Associar faxina com clareza mental não é a maneira mais original de se investigar o tema.
Diria que é até um clichê, mas quem liga?
O fato é que saiu até na minha leitura recente de tarot que eu preciso dedicar um tempo considerável da minha vida pra fazer uma faxina daquele jeitão.
E não no sentido figurado. No sentido literal, mesmo.
Eu me mudei pra esse apartamento no último mês de 2019 e tudo era muito diferente naquela época. Eu não tinha 30 anos, meu trabalho era numa agência de publicidade e meu cabelo, curto. E castanho.
Não tinha sofá quando eu me mudei pra cá, mas o primeiro que compramos (juntos, eu e ele) segue até hoje. O tapete também, a poltrona, o aparador, a mesa de canto vermelha e a mesa de canto bege, os dois espelhos redondos, as almofadas, o banco em que ficam alguns dos meus muitos livros.
Na varanda as mesmas plantas que foram compradas numa madrugada alegre no ceagesp e tinham suas folhas verdinhas adornando um espaço em que dividíamos as manhãs agora jazem secas e sem vida.

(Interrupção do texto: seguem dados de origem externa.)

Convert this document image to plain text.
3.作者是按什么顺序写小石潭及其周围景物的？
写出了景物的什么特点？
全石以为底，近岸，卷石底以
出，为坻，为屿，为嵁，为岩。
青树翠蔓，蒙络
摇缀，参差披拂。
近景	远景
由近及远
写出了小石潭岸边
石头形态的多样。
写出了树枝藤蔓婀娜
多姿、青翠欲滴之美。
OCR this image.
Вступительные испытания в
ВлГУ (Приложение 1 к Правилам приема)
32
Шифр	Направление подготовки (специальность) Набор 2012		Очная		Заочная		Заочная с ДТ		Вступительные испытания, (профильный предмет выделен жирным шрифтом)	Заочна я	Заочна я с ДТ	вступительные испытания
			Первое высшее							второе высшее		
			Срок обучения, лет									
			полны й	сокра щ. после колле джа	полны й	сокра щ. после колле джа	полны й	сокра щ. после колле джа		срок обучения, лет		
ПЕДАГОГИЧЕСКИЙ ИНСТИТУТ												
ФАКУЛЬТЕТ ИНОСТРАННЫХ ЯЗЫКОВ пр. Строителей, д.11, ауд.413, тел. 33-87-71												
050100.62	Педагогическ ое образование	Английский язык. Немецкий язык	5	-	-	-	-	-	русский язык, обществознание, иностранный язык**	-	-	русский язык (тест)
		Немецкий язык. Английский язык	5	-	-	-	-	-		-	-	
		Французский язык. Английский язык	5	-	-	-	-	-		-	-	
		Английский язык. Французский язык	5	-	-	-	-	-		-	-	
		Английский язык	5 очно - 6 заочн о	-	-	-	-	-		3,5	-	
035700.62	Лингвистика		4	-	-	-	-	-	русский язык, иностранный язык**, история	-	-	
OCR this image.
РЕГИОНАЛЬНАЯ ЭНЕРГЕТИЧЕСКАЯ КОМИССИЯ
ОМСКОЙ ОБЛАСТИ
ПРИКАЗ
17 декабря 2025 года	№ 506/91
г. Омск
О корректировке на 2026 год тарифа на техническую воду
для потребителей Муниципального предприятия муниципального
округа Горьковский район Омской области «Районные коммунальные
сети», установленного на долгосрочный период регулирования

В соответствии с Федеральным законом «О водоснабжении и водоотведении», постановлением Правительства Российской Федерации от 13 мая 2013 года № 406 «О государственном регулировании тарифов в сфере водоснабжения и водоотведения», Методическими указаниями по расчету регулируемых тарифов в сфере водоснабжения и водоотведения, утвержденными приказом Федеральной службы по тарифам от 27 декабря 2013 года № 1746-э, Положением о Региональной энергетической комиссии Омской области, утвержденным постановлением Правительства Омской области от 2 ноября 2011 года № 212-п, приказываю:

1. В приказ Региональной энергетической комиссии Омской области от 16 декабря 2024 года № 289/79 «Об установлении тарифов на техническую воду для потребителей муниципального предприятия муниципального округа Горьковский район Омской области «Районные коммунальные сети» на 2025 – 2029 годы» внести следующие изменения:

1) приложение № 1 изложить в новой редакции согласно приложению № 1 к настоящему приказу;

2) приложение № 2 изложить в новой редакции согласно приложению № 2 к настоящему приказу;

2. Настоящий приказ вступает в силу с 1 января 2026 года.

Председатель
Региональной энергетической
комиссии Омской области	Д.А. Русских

Não é necessário fazer a alegoria, todas nós pensamos a mesma coisa.
Essa casa foi sendo criada como uma casa pra nós, e agora ela é minha casa – o que é muita coisa.
Já há algum tempo, porque em meados de 2021 eu e ele decidimos cada um ter sua casa e essa deve ter sido a melhor decisão que eu tomei ao longo desses sete anos. Mas de alguma forma ainda era uma casa que construímos (no sentido figurado, óbvio) juntos. Eu falava isso, ele falava isso.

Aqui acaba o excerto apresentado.